25-year-old Sinehlamhla is one of the many workers to call up her boss after a night of football and heavy partying with the first excuse to skip work.
"I told my boss my place was flooded," the sales consultant said. "I had a hangover from the night before. We watched soccer and drank a lot."
An elderly aunt fallen ill, car problems, sudden flu -- there's no shortage of excuses at the World Cup, where South Africans are still partying hard even though their team has been eliminated.
And that's a real headache for companies worried about a dramatic drop in productivity.
"I partied all night and the next day at work, I was tired. There was no productivity," said Thabo Maswanganye, a 27-year-old claims assessor. Now he just calls in sick.
"It's not bad for the country. We can always cover up. Whatever we do not do, we can do it the next day," he said.
About one third of South African workers will miss at least one day of work to watch a game, which represents about a 750 million rand (98 million dollars, 73 million euros) loss to the economy according to estimates by Alexander Forbes consultancy.
Aside from absenteeism, Africa's biggest economy also risks seeing a big slowdown in activity during the four-week tournament.
"We've lost contracts and activity is dead because we don't have the right to work within a 10-kilometre radius of the stadium and the airport," said the head of a construction company in Cape Town.

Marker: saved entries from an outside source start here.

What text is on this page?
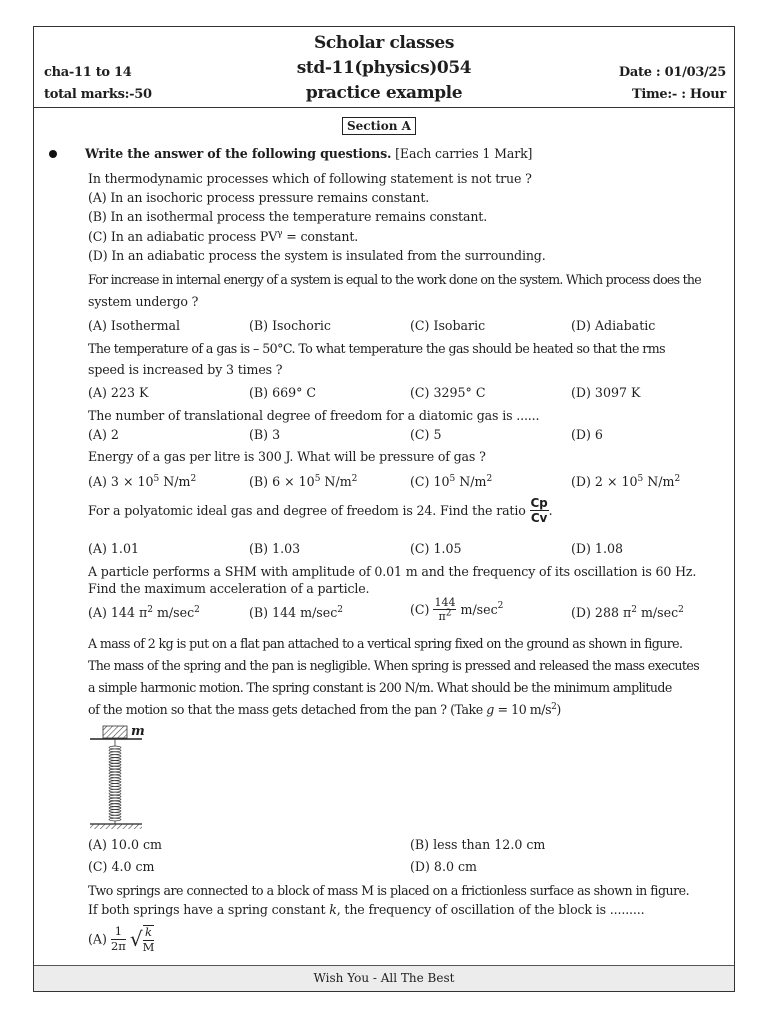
Wish You - All The Best
Scholar classes
std-11(physics)054
practice example
cha-11 to 14
total marks:-50
Date : 01/03/25
Time:- : Hour
Section A
Write the answer of the following questions. [Each carries 1 Mark]
In thermodynamic processes which of following statement is not true ?
(A) In an isochoric process pressure remains constant.
(B) In an isothermal process the temperature remains constant.
(C) In an adiabatic process $PV^\gamma$ = constant.
(D) In an adiabatic process the system is insulated from the surrounding.
For increase in internal energy of a system is equal to the work done on the system. Which process does the
system undergo ?
(A) Isothermal	(B) Isochoric	(C) Isobaric	(D) Adiabatic
The temperature of a gas is – 50°C. To what temperature the gas should be heated so that the rms
speed is increased by 3 times ?
(A) 223 K	(B) 669° C	(C) 3295° C	(D) 3097 K
The number of translational degree of freedom for a diatomic gas is ......
(A) 2	(B) 3	(C) 5	(D) 6
Energy of a gas per litre is 300 J. What will be pressure of gas ?
(A) $3 \times 10^5$ $N/m^2$	(B) $6 \times 10^5$ $N/m^2$	(C) $10^5$ $N/m^2$	(D) $2 \times 10^5$ $N/m^2$
For a polyatomic ideal gas and degree of freedom is 24. Find the ratio $\frac{Cp}{Cv}$ .
(A) 1.01	(B) 1.03	(C) 1.05	(D) 1.08
A particle performs a SHM with amplitude of 0.01 m and the frequency of its oscillation is 60 Hz.
Find the maximum acceleration of a particle.
(A) 144 $\pi^2$ $m/\sec^2$	(B) 144 $m/\sec^2$	$(C) \frac{144}{\pi^2} m/\sec^2$	(D) 288 $\pi^2$ $m/\sec^2$
A mass of 2 kg is put on a flat pan attached to a vertical spring fixed on the ground as shown in figure.
The mass of the spring and the pan is negligible. When spring is pressed and released the mass executes
a simple harmonic motion. The spring constant is 200 N/m. What should be the minimum amplitude
of the motion so that the mass gets detached from the pan ? (Take g = 10 $m/s^2$)
m
(A) 10.0 cm	(B) less than 12.0 cm
(C) 4.0 cm	(D) 8.0 cm
Two springs are connected to a block of mass M is placed on a frictionless surface as shown in figure.
If both springs have a spring constant k, the frequency of oscillation of the block is .........
$(A) \frac{1}{2\pi}$ √ $\frac{k}{M}$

The only way to prevent an exodus of staff in a country fiercely proud of hosting Africa's first World Cup is to allow employees to watch certain matches, experts say.
Many companies played the patriotic card by closing early for the June 11 opening and for the South Africa v France match, which saw both teams crash out of the competition.
Getting out of work for less flashy matches is a trickier task, meaning people either skip work or content themselves with re-broadcasts later in the day.
English teacher Mike McDonald solved the problem by simply taking two weeks vacation so he could hop across the country to watch games.
"It's easier like that," he said.
Some big companies like banks have installed big screens in their offices.
De Beers, the world's top diamond producer, has offered flexible schedules for its 2,500 workers in mines and offices.
Experts say such gestures do limit productivity losses during big events.
"In Holland, about 15 percent of the companies who provided facilities (to watch games) for their workers maintained productivity or even increased it," said Iggy Sathekge, executive manager of Productivity SA.
"If people feel their company cares for them, they are more willing to work, to do extra hours the next day," he said.
Overall, the World Cup is expected to boost South Africa's economy by a half-point this year, with about 300,000 foreign fans expected to visit, helping seal a recovery after last year's recession.